With his consuming 85-minute drama The Wolf at the End of the Block, given a compelling Teatro Vista world premiere under Ricardo Gutiérrez’s air-tight direction, Chicago playwright Ike Holter shows he’s gloriously out of step with current trends among big-name, award-winning American playwrights. While like many of them he writes about pressing social issues, here the debilitating effects of police oppression on a majority-nonwhite community like Humboldt Park, he never wastes a moment, never lets his characters dawdle through extended demonstrations of their quirks, never diddles around the edges of his story in search of “interesting” but dramatically irrelevant encounters. He avoids moral schematics and easy sympathy. And most uniquely, he never mistakes forced poesis or overworked metaphors for dialogue.

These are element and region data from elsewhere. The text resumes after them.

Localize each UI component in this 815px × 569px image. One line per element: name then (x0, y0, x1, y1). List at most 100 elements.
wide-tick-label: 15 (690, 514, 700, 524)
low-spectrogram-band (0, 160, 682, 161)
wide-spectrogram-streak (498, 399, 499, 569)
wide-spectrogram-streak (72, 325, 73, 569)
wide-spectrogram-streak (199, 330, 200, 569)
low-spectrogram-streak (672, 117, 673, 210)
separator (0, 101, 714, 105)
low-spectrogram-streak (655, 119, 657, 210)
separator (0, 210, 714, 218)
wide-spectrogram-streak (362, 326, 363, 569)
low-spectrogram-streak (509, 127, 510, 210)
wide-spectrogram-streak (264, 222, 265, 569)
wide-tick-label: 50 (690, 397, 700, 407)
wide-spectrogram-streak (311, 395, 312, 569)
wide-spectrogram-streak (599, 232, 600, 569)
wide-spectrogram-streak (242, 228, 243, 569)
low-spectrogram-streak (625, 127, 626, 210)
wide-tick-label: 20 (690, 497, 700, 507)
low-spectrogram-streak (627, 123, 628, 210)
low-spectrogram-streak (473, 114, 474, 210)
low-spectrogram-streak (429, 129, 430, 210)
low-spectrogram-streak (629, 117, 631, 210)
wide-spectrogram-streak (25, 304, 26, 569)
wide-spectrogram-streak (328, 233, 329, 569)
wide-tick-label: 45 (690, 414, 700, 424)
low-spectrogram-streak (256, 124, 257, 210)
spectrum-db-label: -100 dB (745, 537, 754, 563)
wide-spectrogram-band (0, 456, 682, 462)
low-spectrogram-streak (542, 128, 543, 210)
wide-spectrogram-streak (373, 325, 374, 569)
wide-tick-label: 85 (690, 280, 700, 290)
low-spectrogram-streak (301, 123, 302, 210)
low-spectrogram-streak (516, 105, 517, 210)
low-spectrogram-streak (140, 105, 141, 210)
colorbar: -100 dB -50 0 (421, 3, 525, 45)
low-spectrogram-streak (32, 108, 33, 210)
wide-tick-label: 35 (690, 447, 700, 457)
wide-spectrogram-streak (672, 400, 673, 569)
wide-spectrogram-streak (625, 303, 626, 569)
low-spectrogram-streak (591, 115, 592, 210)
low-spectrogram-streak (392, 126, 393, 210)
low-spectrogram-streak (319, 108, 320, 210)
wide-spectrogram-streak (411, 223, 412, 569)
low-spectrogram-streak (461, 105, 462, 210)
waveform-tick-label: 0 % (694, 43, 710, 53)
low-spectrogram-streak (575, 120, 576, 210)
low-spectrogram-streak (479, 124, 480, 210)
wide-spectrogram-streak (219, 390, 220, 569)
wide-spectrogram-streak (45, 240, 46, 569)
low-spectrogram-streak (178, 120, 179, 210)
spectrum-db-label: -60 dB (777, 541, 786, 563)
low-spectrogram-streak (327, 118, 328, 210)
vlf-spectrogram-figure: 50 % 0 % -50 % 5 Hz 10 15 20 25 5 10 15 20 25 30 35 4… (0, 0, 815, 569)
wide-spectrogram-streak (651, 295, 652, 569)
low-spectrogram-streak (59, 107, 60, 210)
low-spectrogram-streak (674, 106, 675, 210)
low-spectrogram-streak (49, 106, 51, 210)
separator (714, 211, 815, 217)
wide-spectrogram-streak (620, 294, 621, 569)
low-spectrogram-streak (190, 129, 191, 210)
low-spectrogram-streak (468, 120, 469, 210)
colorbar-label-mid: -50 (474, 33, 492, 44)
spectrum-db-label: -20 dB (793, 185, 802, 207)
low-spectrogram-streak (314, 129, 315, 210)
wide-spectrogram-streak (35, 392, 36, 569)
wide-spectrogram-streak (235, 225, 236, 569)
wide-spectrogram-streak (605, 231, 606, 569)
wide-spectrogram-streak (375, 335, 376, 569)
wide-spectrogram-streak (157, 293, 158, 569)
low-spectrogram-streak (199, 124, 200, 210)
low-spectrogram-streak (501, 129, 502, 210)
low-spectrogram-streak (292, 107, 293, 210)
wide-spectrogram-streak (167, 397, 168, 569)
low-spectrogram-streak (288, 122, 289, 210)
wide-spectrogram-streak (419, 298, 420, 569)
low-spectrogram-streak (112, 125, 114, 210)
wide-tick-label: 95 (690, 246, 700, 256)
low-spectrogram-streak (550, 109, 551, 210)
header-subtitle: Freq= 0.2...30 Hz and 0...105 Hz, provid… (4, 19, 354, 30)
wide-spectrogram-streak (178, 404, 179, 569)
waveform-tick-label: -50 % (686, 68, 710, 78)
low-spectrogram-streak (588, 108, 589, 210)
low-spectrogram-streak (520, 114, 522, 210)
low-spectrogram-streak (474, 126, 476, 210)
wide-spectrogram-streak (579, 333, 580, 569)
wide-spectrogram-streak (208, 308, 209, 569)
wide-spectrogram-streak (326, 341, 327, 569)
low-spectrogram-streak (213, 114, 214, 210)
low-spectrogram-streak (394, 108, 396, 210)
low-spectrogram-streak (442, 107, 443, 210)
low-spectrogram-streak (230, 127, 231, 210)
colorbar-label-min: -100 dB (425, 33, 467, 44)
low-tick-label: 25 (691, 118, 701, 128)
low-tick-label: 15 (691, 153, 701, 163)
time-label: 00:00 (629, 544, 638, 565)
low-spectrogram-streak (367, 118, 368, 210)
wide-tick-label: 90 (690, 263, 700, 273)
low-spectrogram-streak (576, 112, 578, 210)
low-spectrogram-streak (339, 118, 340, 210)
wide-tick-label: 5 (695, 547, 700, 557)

Yet Frida’s passionate interest in Abe’s story is the play’s great misstep. If a single report from Frida could seriously challenge systemic police misconduct—and nothing in the play makes us question everyone’s belief that it might—then she must be a prominent national media figure (her assertion that anyone would kill for a producer’s credit on her piece makes it clear she’s not working for local news). As such, she’s scrupulous, schooling Miranda, “You need to double-check the sources, and the work and get backups, and testimonial, and a lawyer, video, voices, facts.” Yet she’s ready to air Abe’s allegations 48 hours after the attack with no corroborating witnesses, no surveillance video, no filed court case or IPRA charge, not even a medical opinion that his injuries likely resulted from an assault rather than, say, falling down a flight of stairs.